High levels for sensitivity and specificity of ultrasound are reported in the literature. Sze et al.19 reported that mean sensitivity and specificity of ultrasound in distinguishing a patent from a fused suture was 100% and 89%, respectively. Also, Pogliani et al.22 reported that ultrasound displayed a sensitivity of 100% and a specificity of 86%. The 2-point method we developed yielded nearly the same results. Sensitivity and specificity were sufficiently high at 100% and 95.1%, respectively. On the other hand, Regelsberger et al.21 reported x-rays led to misdiagnosis in >13% of the patients in their cohort. It would be undesirable to use x-ray examination with low sensitivity and the risk of exposure as the first-line choice of imaging. Due to the age restrictions for ultrasound examination of suture anatomy, according to a previous study it is difficult to interpret images for infants older than 12–13 months due to narrowing of the suture from <0.5 to 0.6 mm.20,21 In our study, ultrasound resolution exceeded the suture width by ≥0.3 mm, and it was possible to evaluate persons older than 24 months. One case of deformational plagiocephaly has not been followed up after a clear image was displayed at 18 months, and so it is considered that ultrasound evaluation is possible up to 18 months at the present stage.
Medina et al. reported a diagnostic approach algorithm for suspected craniosynostosis.19 While referring to their protocol, we developed the protocol for this study (Fig. 10). Performing ultrasound using this protocol can reduce x-ray exposure time.
This study enabled us to recognize the opening or closing of the cranial suture. In addition, our 2-point method was considered to be sufficiently useful as a screening method.
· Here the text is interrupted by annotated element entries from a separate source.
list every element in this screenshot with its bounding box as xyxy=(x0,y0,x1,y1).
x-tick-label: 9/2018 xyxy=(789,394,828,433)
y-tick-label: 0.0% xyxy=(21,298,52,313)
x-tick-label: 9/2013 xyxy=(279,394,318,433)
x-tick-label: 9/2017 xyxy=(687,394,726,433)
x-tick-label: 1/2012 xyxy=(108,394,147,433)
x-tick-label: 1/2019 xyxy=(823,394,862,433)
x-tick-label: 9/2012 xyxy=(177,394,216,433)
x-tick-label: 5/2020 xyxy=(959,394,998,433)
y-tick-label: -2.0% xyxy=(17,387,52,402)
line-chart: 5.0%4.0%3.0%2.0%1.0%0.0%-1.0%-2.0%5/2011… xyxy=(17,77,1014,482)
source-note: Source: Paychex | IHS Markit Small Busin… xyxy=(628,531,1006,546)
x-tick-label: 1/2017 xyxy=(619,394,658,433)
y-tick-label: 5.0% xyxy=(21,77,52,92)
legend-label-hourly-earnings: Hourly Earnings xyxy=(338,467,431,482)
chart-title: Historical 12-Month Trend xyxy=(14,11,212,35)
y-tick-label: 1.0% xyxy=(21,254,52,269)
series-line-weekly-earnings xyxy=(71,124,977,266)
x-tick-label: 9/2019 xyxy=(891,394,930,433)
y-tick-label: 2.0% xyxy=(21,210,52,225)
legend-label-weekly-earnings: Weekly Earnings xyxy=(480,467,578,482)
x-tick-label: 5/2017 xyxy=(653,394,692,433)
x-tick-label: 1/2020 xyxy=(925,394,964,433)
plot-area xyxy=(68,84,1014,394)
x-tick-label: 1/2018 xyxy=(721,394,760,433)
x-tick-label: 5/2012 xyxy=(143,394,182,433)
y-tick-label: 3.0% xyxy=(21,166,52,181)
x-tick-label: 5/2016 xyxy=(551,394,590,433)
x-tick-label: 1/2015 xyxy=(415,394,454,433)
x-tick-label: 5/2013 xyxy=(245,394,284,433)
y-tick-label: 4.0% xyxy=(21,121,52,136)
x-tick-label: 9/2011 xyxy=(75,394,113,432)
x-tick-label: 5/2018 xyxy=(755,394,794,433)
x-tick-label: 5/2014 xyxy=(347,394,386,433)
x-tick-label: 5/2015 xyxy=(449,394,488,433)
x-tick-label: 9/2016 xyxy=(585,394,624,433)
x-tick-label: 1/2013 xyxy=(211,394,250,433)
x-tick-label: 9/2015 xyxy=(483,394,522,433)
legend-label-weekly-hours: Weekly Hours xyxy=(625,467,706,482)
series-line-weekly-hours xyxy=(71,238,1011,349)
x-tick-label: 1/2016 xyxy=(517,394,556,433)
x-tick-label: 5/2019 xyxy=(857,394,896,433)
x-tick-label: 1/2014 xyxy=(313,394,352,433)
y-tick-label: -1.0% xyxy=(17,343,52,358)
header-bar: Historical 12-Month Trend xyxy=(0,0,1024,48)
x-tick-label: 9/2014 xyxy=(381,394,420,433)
In the future, echocardiographic screening for cranial deformation can lead to early detection of craniosynostosis.
CONCLUSIONS
Screening by ultrasound examination for craniosynostosis is useful, and evaluation is possible in a shorter time by applying the 2-point method.
Footnotes
Published online 3 May 2019.
Presented at the 61st Annual Meeting of the Japan Society of Plastic and Reconstructive Surgery, April 11, 2018, Fukuoka, Japan.
Disclosure: The authors have no financial interest to declare in relation to the content of this article.